Pennsylvania? Michigan? No one imagined that a Republican could win those states in the 21st century, and yet Trump did it. Why? Because Trump did not accept the status quo of bipartisan consensus on immigration, or on trade policy, or anything else, really. Trump was willing to think outside the box, to question the “Gang of Eight” consensus about amnesty for illegal aliens, to look at the various elements of post-Cold War internationalism and ask, “Why is this necessary?”

Trump disrupted a narrative that had been made to seem inevitable, and in doing so, has driven the Left into paroxysms of helpless rage.
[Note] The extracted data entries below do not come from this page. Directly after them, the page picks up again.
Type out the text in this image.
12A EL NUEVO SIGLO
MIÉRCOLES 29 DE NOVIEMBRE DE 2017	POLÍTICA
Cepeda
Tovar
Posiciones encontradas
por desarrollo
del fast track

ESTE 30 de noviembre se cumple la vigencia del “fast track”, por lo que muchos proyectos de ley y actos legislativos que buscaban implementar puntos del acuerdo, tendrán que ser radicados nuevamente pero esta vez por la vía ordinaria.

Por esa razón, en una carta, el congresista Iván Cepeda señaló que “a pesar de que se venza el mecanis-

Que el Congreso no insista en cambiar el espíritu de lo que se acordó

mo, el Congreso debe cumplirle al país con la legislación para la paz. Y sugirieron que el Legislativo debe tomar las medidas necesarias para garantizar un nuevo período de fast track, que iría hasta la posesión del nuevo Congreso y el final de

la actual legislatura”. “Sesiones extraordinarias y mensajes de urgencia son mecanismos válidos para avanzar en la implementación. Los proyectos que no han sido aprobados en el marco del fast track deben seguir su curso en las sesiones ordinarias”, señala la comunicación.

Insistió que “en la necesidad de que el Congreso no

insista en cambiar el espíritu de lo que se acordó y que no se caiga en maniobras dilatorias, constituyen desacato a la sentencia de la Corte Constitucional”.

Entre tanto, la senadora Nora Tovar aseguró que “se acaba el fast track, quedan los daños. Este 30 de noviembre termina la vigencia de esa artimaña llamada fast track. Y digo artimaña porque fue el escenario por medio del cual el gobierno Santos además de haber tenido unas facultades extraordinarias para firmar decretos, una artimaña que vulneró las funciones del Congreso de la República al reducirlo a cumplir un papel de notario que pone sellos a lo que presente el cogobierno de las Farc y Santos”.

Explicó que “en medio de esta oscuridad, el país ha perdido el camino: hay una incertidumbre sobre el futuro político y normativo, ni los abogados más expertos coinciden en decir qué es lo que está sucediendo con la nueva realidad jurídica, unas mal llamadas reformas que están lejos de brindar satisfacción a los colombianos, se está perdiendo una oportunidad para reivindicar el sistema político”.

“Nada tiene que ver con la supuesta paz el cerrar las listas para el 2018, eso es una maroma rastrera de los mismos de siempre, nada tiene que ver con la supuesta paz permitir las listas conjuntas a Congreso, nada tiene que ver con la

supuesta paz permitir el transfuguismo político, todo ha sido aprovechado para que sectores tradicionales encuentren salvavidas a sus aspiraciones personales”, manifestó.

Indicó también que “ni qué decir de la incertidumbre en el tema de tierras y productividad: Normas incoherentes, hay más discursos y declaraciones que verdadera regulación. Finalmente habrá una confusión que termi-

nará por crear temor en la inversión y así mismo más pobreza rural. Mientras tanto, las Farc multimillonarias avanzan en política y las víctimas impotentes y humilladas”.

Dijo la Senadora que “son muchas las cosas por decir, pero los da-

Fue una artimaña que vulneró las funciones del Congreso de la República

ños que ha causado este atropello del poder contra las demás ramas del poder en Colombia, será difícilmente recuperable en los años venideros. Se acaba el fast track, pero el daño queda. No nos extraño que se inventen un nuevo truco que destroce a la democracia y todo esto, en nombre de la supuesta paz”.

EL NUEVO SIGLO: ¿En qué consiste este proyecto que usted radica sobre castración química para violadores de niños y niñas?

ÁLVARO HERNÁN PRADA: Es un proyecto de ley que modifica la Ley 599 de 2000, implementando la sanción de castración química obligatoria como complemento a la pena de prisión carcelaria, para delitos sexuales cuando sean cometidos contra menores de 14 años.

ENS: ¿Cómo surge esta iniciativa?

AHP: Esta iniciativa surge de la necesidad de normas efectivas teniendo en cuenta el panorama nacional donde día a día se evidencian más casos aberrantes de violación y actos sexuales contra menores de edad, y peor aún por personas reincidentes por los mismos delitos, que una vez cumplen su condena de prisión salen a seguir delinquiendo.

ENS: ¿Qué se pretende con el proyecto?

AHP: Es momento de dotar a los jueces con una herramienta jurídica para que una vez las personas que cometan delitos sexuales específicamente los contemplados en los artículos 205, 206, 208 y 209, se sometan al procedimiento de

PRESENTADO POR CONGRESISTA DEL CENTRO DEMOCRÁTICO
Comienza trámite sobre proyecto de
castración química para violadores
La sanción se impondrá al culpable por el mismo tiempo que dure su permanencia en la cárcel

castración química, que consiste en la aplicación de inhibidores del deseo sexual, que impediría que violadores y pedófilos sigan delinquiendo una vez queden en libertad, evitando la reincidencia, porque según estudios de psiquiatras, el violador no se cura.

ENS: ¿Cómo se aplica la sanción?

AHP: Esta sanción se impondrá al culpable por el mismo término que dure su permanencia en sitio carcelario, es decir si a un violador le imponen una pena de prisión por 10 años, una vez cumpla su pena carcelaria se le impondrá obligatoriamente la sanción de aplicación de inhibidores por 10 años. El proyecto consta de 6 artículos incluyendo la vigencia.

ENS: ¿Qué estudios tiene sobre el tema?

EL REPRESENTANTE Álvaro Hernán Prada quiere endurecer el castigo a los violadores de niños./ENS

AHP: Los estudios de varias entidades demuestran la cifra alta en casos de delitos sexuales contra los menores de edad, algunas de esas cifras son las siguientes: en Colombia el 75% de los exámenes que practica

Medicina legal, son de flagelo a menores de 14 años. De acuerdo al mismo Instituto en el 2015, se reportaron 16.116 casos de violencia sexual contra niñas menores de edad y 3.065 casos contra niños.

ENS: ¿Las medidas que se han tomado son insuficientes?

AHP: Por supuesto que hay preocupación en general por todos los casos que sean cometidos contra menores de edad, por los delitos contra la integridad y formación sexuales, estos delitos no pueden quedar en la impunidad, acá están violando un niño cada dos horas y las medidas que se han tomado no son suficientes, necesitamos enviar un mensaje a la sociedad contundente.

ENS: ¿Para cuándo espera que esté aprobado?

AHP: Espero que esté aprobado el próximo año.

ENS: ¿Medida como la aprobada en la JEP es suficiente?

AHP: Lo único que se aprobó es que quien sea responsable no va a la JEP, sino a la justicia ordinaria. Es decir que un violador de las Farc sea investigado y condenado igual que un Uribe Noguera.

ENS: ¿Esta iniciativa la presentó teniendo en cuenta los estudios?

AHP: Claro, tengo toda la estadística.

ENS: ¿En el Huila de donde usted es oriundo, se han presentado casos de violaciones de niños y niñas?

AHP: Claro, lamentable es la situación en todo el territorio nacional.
We do not know what the future holds, but we know that the possibilities are more hopeful than they were before Trump was elected. It is enormously frustrating to watch the slow-motion process of realignment, to see setbacks and blunders on a daily basis, and to wish that the talking heads on TV would speak about the issues that concern us with as much clarity as our favorite writers do. Yet we have reason to hope that “demographic reality” (whatever is meant by that phrase) will not proceed in the same direction and at the same speed that it was heading prior to Trump’s presidency. His success has shifted the Overton Window, however slightly, in such a way that it might be possible to halt our society’s descent into decadence. This is why liberals are so desperate.

Dems struggle to mobilize
Latino voters for midterms

The Hill, Oct. 11

‘We’ve got a Latino problem’: Dems fret
midterm turnout in key House districts

Politico, Oct. 13

Democrats have a Latino problem.
Can they fix it in time?

NBC News, Oct. 14

Democrats need Latino voters —
but fret too many will skip the midterms

CNN, Oct. 15

Weird. Last week, Democrats were wringing their hands about Latino turnout and this week — what a surprise!several thousand people in Honduras decided to walk all the way to Texas. You’d have to be wandering through the “lotus fields of multiculturalism” to believe this was just another random coincidence. And that ain’t me, babe.

UPDATE: Welcome, Instapundit readers!